Photo Credit: NASA/JPL-Caltech
The successful landing of the Curiosity rover represented a signal triumph for NASA’s Mars Exploration Program. The entry, descent, and landing (EDL) challenge for this car-sized vehicle required a different approach than had been used for previous Mars missions. As ASK Magazine Managing Editor Don Cohen noted in “The Sky Crane Solution” (Issue 47), the team drew on everything from Apollo data to the expertise of a Sikorsky helicopter pilot in order to design a system that would meet the mission’s requirements. Engineers looked back to the Viking program, reviewing documentation where available (much was not), talking to veterans of the program, reverse-engineering some existing hardware, and even retrieving a film of a Viking parachute test from a NASA retiree’s attic.
So what does this recent success have to do with the need for a knowledge strategy?
Curiosity is a great story with a happy ending. NASA’s Mars program has a deep bench of experienced engineers who represent a living body of knowledge about EDL. If you want to know how to land a vehicle the size of Curiosity on the surface of Mars successfully, these are the only people who have done it. As this team moves on to other projects, its knowledge will disperse, as surely as the knowledge that went into the Viking program did.
As NASA faces constrained budgets for the foreseeable future, the opportunities to put this knowledge into action are likely to be few and far between. There is a precedent for this gap. After the success of Viking in 1976, NASA didn’t launch another Mars lander mission until Pathfinder in 1997. Getting to Mars has always been expensive, and it will remain so for the foreseeable future.
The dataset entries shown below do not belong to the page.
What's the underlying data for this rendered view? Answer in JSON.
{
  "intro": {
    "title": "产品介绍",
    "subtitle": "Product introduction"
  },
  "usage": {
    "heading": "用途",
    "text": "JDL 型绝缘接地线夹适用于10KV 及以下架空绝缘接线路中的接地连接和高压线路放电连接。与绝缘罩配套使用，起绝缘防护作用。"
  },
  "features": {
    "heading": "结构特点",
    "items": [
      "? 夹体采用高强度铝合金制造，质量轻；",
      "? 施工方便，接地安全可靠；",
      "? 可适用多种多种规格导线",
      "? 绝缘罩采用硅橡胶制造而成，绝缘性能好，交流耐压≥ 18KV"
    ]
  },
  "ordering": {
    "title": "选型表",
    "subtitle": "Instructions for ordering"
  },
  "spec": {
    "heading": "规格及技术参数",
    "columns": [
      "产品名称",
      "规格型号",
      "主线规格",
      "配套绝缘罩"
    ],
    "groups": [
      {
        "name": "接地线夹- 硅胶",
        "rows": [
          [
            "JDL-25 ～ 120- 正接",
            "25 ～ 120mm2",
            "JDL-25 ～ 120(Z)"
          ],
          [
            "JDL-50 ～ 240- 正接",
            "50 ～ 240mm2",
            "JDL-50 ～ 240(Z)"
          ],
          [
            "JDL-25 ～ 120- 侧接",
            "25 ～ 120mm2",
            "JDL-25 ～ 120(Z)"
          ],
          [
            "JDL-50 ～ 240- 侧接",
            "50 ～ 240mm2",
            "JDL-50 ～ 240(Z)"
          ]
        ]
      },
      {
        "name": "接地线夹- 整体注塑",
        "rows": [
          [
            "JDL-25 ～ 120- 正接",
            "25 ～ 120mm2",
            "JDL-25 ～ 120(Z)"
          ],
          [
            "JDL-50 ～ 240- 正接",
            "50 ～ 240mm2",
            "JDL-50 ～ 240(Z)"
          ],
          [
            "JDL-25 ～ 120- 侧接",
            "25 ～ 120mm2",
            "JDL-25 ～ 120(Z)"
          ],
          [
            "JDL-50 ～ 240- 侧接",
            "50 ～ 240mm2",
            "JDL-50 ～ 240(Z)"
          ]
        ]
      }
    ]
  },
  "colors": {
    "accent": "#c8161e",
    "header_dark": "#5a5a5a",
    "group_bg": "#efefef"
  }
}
Curiosity is far from the only mission to face this kind of knowledge challenge. The team that worked on the Robotic Lunar Explorer Program at Ames Research Center looked back to the Surveyor and Ranger programs of the 1960s and encountered the same kinds of gaps. “One of our Surveyor mission reports came from a consultant who happened to know a project manager from Surveyor, who gave him one of the few remaining hard copies of a document,” Butler Hine and Mark Turner told ASK Magazine in “A New Design Approach: Modular Spacecraft” (Issue 33).
That’s why a knowledge strategy is important. NASA practitioners need access to critical knowledge that can help them achieve mission success—now and in the future. That requires planning. The gaps in knowledge available from the Viking program didn’t threaten mission success for the highly seasoned Curiosity team. But it is possible to imagine a different outcome.
As NASA’s chief knowledge officer (CKO), I am heading up the establishment of an agency knowledge strategy in close collaboration with CKOs and knowledge leads at the centers and mission directorates. While the details of the strategy are still being developed, some of its core principles are already clear. It will integrate knowledge policy and requirements with those for program/project management; knowledge is inseparable from project success and should not be treated as a stand-alone discipline. It will focus on establishing both systems that make knowledge accessible and a culture that values learning and knowledge. Finally, it will respect existing knowledge practices and local customs while setting agency-wide norms for knowledge identification, capture, and dissemination.
Aware of the importance of capturing its own knowledge, the Curiosity team that performed the EDL sequence made sure to document its own work for future generations of Mars explorers. Their job is more or less done. The rest of us have work to do.